Chicago Federal Reserve President Austan Goolsbee stated that inflation remains too high and is trending in the wrong direction, despite some recent improvements in services inflation. Goolsbee's comments were made during a live CNBC interview from the Cboe trading floor, where he highlighted that the inflation side of the Fed's dual mandate is currently the primary concern, rather than the job market side [1].
Goolsbee's remarks followed the Commerce Department's report that core inflation, as measured by the Fed's preferred personal consumption expenditures (PCE) price index, reached 3.4% in May, marking its highest level since October 2023. Price increases were broadly distributed, with goods rising 0.4% and services up 0.5%, the largest increase since January. Notably, energy prices surged 6.5%, and transportation services, which are sensitive to gas prices, accelerated by 0.8% [1].
While markets anticipate the possibility of a Fed rate hike in September, Goolsbee refrained from speculating on future interest rate moves. He expressed support for new Fed Chairman Kevin Warsh's approach to reducing forward guidance in Fed communications, noting that the recent Federal Open Market Committee (FOMC) statement was significantly shorter and omitted forward guidance language. Goolsbee described this as a healthy reset and applauded Warsh's efforts to discourage speculation about the rate path [1].

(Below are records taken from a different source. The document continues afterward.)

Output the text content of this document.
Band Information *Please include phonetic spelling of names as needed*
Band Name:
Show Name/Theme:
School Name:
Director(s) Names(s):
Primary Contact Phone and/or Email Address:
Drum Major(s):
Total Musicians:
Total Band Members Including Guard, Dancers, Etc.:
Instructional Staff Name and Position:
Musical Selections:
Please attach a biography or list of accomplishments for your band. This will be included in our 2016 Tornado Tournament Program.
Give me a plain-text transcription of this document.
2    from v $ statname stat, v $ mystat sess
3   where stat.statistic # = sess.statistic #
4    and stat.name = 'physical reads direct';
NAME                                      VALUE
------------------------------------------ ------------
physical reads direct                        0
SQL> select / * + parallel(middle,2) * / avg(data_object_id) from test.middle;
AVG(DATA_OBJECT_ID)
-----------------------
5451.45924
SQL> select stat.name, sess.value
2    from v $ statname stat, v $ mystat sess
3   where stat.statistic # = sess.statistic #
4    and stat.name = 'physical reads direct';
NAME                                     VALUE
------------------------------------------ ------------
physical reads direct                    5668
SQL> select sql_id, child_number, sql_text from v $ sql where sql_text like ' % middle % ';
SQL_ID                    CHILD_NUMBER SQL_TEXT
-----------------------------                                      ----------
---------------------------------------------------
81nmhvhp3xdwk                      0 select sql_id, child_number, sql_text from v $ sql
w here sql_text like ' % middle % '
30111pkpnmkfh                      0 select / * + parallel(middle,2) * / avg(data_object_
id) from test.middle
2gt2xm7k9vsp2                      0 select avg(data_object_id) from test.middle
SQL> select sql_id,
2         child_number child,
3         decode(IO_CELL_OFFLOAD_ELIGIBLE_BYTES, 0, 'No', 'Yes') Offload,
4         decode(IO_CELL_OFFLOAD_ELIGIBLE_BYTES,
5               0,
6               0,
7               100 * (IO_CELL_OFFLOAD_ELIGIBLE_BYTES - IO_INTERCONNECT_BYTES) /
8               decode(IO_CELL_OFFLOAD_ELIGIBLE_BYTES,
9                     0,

Goolsbee also addressed the internal dynamics at the Fed, dispelling any notion of discord following Warsh's appointment. He characterized Warsh as a 'serious guy' with a different communication style and emphasized their longstanding professional relationship. The next FOMC meeting is scheduled for July 28-29, with markets pricing in about a 30% chance of a rate hike, according to CME Group's FedWatch. Goolsbee is not a voting member of the FOMC this year but will have a vote in 2027 [1].
CONCLUSION
Chicago Fed President Goolsbee's comments underscore persistent inflation concerns and support for Chairman Warsh's move away from forward guidance. While markets are watching for potential rate hikes, Goolsbee and the Fed leadership are emphasizing caution and a streamlined communication approach.